El Convenio 169 de la Organización del Trabajo y el artículo segundo constitucional son claros: se debe consultar a los pueblos ante cualquier medida legislativa susceptible de afectarlos directamente. La Primera Sala de la Suprema Corte de Justicia ya ha señalado también que la única forma en la que se puede saber si puede haber una afectación real a los pueblos, es a través de la consulta. A la Asamblea Legislativa se le olvidó este requisito constitucional. De la lectura del dictamen relativo al proyecto de decreto por el que se crea la Ley de Cementerios del Distrito Federal, se puede observar con claridad que no fue el deseo de los legisladores establecer mecanismos para asegurar el derecho a la consulta previa a fin de obtener, en su caso, el consentimiento libre e informado respecto a esta ley. Los legisladores se pudieron haber evitado los conflictos, movilizaciones, juicios, etc, si le hubieran dado una leída a la Constitución. Las consecuencias políticas que deriven de la aprobación de esta ley son ahora su responsabilidad.

2. La propiedad de los panteones comunitarios.

Uno de los artículos más controversiales de esta Ley de Cementerios es el 69, que determina que los cementerios “forman parte del patrimonio inmobilario del Distrito Federal”.

Aquí hay que aclarar algo. En los pueblos originarios del Distrito Federal existen panteones comunitarios, y varios de ellos son incluso anteriores a la formación del estado mexicano, como el de Santa Cruz Xochitepec, en Xochimilco, que fue construido por la comunidad desde 1794. Por otra parte, se debe resaltar que han sido los propios habitantes de los pueblos quienes han aportado recursos económicos, tiempo y esfuerzos para levantar sus propios panteones, sin depender de los gobiernos. Ahora, con esta disposición de un tajo se elimina esta propiedad comunal de los cementerios y se vuelve una propiedad del Distrito Federal, sujeta a reglas que no son las que libremente han escogido las comunidades de la ciudad.

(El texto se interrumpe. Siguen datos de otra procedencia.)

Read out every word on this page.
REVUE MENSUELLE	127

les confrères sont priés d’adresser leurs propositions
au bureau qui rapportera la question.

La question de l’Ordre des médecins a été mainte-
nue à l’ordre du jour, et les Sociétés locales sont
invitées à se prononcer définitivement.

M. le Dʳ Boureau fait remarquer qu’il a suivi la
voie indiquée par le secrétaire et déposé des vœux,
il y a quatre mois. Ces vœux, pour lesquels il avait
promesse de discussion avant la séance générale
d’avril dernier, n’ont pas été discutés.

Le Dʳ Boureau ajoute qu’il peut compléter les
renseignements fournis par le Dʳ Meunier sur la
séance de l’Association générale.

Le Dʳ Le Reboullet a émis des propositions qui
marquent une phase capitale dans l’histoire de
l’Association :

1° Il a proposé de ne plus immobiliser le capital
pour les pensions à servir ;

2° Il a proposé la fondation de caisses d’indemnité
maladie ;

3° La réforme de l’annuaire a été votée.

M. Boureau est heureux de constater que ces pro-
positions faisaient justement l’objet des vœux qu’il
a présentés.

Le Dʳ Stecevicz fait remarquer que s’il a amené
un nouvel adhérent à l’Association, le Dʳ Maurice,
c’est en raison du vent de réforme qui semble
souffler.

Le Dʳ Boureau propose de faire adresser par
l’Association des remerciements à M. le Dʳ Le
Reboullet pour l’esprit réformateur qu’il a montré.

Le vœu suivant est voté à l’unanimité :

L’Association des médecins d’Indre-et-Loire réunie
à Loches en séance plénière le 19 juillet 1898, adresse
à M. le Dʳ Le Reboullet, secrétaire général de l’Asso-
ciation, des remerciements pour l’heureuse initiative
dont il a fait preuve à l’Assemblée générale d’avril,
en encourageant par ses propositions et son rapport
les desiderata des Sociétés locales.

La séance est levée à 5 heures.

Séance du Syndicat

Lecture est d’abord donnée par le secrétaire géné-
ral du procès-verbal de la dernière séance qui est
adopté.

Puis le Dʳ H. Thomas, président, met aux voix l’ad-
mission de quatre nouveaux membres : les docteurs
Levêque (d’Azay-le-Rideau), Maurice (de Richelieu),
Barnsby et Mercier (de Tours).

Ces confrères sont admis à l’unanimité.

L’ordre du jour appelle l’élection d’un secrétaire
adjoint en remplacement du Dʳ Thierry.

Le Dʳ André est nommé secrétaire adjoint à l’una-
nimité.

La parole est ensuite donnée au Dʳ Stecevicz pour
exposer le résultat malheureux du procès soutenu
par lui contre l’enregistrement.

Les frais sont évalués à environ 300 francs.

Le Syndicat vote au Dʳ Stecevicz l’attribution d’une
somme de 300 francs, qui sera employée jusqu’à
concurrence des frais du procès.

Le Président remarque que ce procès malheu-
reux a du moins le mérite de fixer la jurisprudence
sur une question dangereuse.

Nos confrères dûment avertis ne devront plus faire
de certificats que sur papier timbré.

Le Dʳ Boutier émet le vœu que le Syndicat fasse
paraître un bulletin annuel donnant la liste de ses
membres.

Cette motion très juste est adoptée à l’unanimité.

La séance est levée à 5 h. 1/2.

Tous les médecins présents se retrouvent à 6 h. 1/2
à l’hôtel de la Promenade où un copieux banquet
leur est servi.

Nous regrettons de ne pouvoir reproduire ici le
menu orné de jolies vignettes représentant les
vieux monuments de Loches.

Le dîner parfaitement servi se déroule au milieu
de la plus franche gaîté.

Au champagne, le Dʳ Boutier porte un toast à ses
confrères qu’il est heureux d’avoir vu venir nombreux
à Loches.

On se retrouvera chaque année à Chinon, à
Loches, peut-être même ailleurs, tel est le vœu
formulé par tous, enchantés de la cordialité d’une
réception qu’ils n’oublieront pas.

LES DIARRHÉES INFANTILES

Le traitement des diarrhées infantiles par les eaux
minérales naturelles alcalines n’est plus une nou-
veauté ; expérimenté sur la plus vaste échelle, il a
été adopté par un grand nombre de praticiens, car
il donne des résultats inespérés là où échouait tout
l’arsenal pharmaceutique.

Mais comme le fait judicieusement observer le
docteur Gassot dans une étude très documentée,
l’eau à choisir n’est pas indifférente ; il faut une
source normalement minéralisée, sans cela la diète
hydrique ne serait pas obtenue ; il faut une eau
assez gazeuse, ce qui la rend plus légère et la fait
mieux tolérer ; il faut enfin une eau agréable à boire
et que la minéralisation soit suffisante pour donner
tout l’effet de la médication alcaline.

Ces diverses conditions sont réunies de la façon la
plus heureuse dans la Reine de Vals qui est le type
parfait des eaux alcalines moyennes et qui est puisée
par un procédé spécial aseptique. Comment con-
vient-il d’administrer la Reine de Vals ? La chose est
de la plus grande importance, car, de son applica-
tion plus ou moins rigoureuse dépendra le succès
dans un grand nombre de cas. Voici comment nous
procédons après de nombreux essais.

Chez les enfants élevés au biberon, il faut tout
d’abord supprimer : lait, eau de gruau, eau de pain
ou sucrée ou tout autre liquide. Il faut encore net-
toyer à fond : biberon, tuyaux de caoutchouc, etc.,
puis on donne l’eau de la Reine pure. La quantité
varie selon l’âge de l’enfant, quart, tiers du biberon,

En las asambleas públicas que se han realizado para dar a conocer esta Ley de Cementerios se ha hecho especial énfasis en la propiedad comunal de los bienes de los pueblos. Se ha dicho que las plazas cívicas son del pueblo, así como los panteones y los recursos naturales. Es necesario mantener esta propiedad colectiva, frente a los intentos privatizadores que pretenden imponer el lucro personal antes que la solidaridad entre los habitantes de una zona. En las asambleas se ha sido contundente: los panteones son propiedad de los pueblos y ningún gobierno se los va quitar.

3. Las reglas a las que quieren sujetar a los panteones.

El artículo 11 fracción IV señala que los panteones comunitarios son aquellos que “se regirán de acuerdo a los principios generales de la presente ley”. Entre esos principios encontramos:

II. Fomentar la modernización de los cementerios en concordancia con las políticas y estrategias de desarrollo urbano y social de la ciudad.
IX. Fomentar la cremación de restos humanos.

Podemos observar que esta disposición reconoce la existencia de los panteones comunitarios pero no reconoce la plena capacidad de los pueblos de administrarlos de acuerdo a las reglas y principios que ellos mismos decidan en ejercicio de su autonomía.

Si el gobierno del Distrito Federal desea que se fomente la cremación de los restos humanos(que en todo caso no es la costumbre en los pueblos) bien lo puede hacer únicamente en los panteones oficiales, que cuentan con más del 80% del total de capacidad de los cementerios. El GDF argumenta la falta de espacio, pero ese problema no se resuelve afectando la autonomía de los pueblos originarios.

4. Los panteones comunitarios ,en la incertidumbre.

Los panteones comunitarios están en la incertidumbre porque para el gobierno del Distrito Federal, sin ninguna razón, estos son panteones oficiales, dentro de la categoría de civiles vecinales. Es decir, el Gobierno del Distrito Federal los sigue considerando como de su propiedad, aún cuando se trata de lugares históricos en los cuales fueron los mismos integrantes de las comunidades quienes los levantaron con sus propios recursos. La nueva ley no hace ningún señalamiento, ni siquiera en sus artículos transitorios, sobre la existencia de los panteones comunitarios o cómo es que el gobierno del D.F. va reconocer esa calidad.